Spicca la brillante idea del Polo fieristico che potrebbe portare economia alla città e posti di lavoro in numero di 4000. Basti pensare al Milano Fiera Rho di circa 345 000 metri quadrati espositivi coperti e 60 000 all’aperto fatto di padiglioni con servizi di tecnologia all’avanguardia e che ha portato nel 2020 ricavi per oltre 73 milioni di euro; il Fiera Verona che ha portato dei ricavi di circa 78 milioni di euro negli anni precedenti. Certo Salerno non può arrivare a queste cifre immediate ma immaginare un polo fieristico all’avanguardia e che richiami i fasti della storia salernitana con a capo la Scuola Medica Salernitana che ha portato Salerno in tutto il mondo fin dal medioevo ( altro che città europea tanto decantata dal governatore e delle balle che prima di lui a Salerno non esisteva nulla)e che porti molti posti di lavoro, non è un’utopia. Se a ciò si aggiunge la creazione di un parco tematico sullo stile Legoland, Gardaland, Mirabilandia e simili e la rivisitazione di un vecchio progetto come quello del Sea Park, immaginate che introiti economici, che salto di qualità e che aperture lavorative la città potrebbe offrire.

Inoltre , ricorda Celano “A metà degli anni ’40, durante una breve esperienza da militare vissuta nel Cilento, a Pioppi, caratterizzato da un’estrema longevità della popolazione, Ancel Keys intuì che il segreto di quella “salute di ferro” potevano essere la loro dieta associata ad uno stile di vita attivo. Nacque così l’origine della dieta mediterranea, conosciuta in tutto il mondo. Non mi risulta che De Luca sia stato sindaco di Pioppi o di Salerno in quel tempo. Questo per dire che riprendere e rilanciare Salerno come città del benessere con l’apertura anche di botteghe tipiche sia quasi un dovere visto che è un’altra caratteristica della nostra zona che ci ha fatto conoscere in tutto il mondo ed anche qui si creerebbero introiti e lavoro per i salernitani – puntualizza Celano.
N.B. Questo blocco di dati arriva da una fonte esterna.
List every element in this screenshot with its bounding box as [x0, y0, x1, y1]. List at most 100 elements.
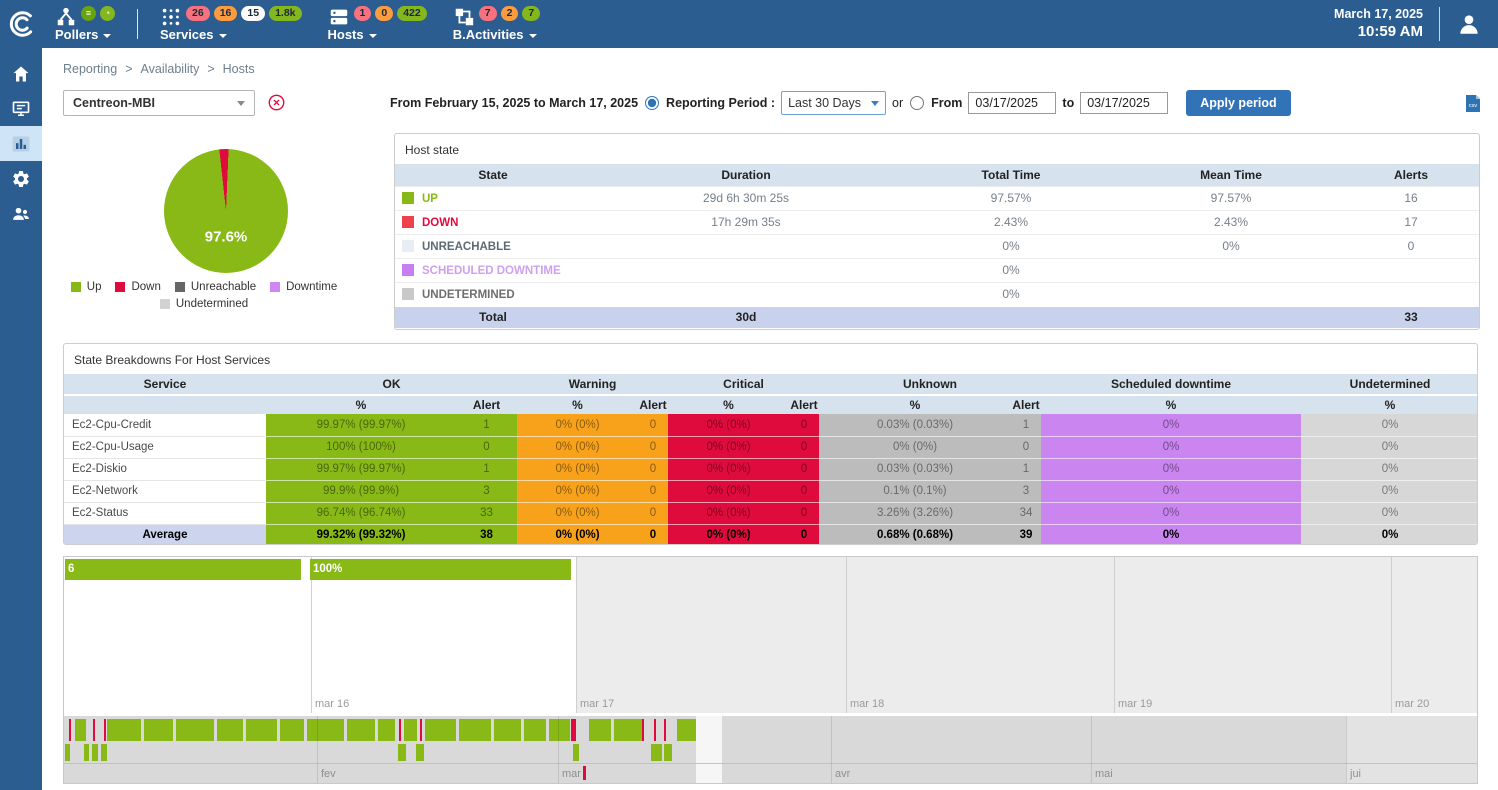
- breakdown-value: 1: [456, 414, 517, 436]
- menu-pollers[interactable]: ≡◔Pollers: [42, 0, 128, 48]
- breakdown-service-name: Ec2-Status: [64, 502, 266, 524]
- hosts-badge-red: 1: [354, 6, 372, 21]
- navigator-up-segment: [524, 719, 546, 741]
- breadcrumb-item-hosts[interactable]: Hosts: [223, 62, 255, 76]
- navigator-month-gridline: [558, 716, 559, 783]
- legend-item-up: Up: [71, 281, 102, 293]
- bd-group-critical: Critical: [668, 374, 819, 395]
- host-col-total-time: Total Time: [901, 164, 1121, 186]
- bd-group-undetermined: Undetermined: [1301, 374, 1478, 395]
- hosts-badge-orange: 0: [375, 6, 393, 21]
- navigator-month-label: mar: [562, 768, 581, 780]
- timeline-day-label: mar 19: [1118, 698, 1152, 710]
- host-state-value: 0%: [901, 234, 1121, 258]
- legend-item-unreachable: Unreachable: [175, 281, 256, 293]
- navigator-downtime-segment: [651, 744, 662, 761]
- breadcrumb-item-reporting[interactable]: Reporting: [63, 62, 117, 76]
- apply-period-button[interactable]: Apply period: [1186, 90, 1290, 116]
- sidebar-item-monitoring[interactable]: [0, 91, 42, 126]
- clear-circle-icon: [268, 94, 285, 111]
- to-date-input[interactable]: [1080, 92, 1168, 114]
- host-state-value: [591, 258, 901, 282]
- sidebar: [0, 48, 42, 790]
- bd-subheader: Alert: [789, 395, 819, 414]
- breakdown-service-name: Ec2-Cpu-Usage: [64, 436, 266, 458]
- host-state-table: StateDurationTotal TimeMean TimeAlerts U…: [395, 164, 1480, 328]
- host-state-name: UP: [395, 186, 591, 210]
- clear-host-filter-button[interactable]: [268, 94, 285, 116]
- legend-label: Undetermined: [176, 298, 248, 310]
- legend-label: Downtime: [286, 281, 337, 293]
- breakdown-value: 99.32% (99.32%): [266, 524, 456, 545]
- bd-subheader: Alert: [456, 395, 517, 414]
- reporting-period-label: Reporting Period :: [666, 96, 775, 110]
- availability-bar: 6: [65, 559, 301, 580]
- availability-timeline-panel: mar 16mar 17mar 18mar 19mar 206100% fevm…: [63, 556, 1478, 784]
- reporting-period-radio[interactable]: [645, 96, 659, 110]
- custom-period-radio[interactable]: [910, 96, 924, 110]
- top-bar: ≡◔Pollers2616151.8kServices10422Hosts727…: [0, 0, 1498, 48]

A ciò, nel programma per la nuova Salerno c’è anche altro come la ripresa dei quartieri collinari letteralmente abbandonati, l’importante miglioramento dei servizi di trasporto alimentando il green e facendo quindi diventare Salerno meno inquinata, la ripresa di tutti i quartieri eliminando il degrado degli stessi in ogni zona, la manutenzione ordinaria del verde pubblico, l’implementazione del servizio di spazzamento con maggior personale in strada, la ripresa di zone importanti specialmente per dare i giusti spazi ai bambini e alle persone anziane in ogni quartiere, come ad esempio il belvedere di via benedetto Croce, l’ampliamento e la ristrutturazione degli impianti sportivi come la piscina Mascia, lo stadio Vestuti e tanto altro. Insomma, per Celano non ci sono dubbi, il 3 e 4 ottobre i salernitani devono votare Sarno – Celano per uscire dallo stato di degrado in cui versa la città sotto tutti i punti di vista.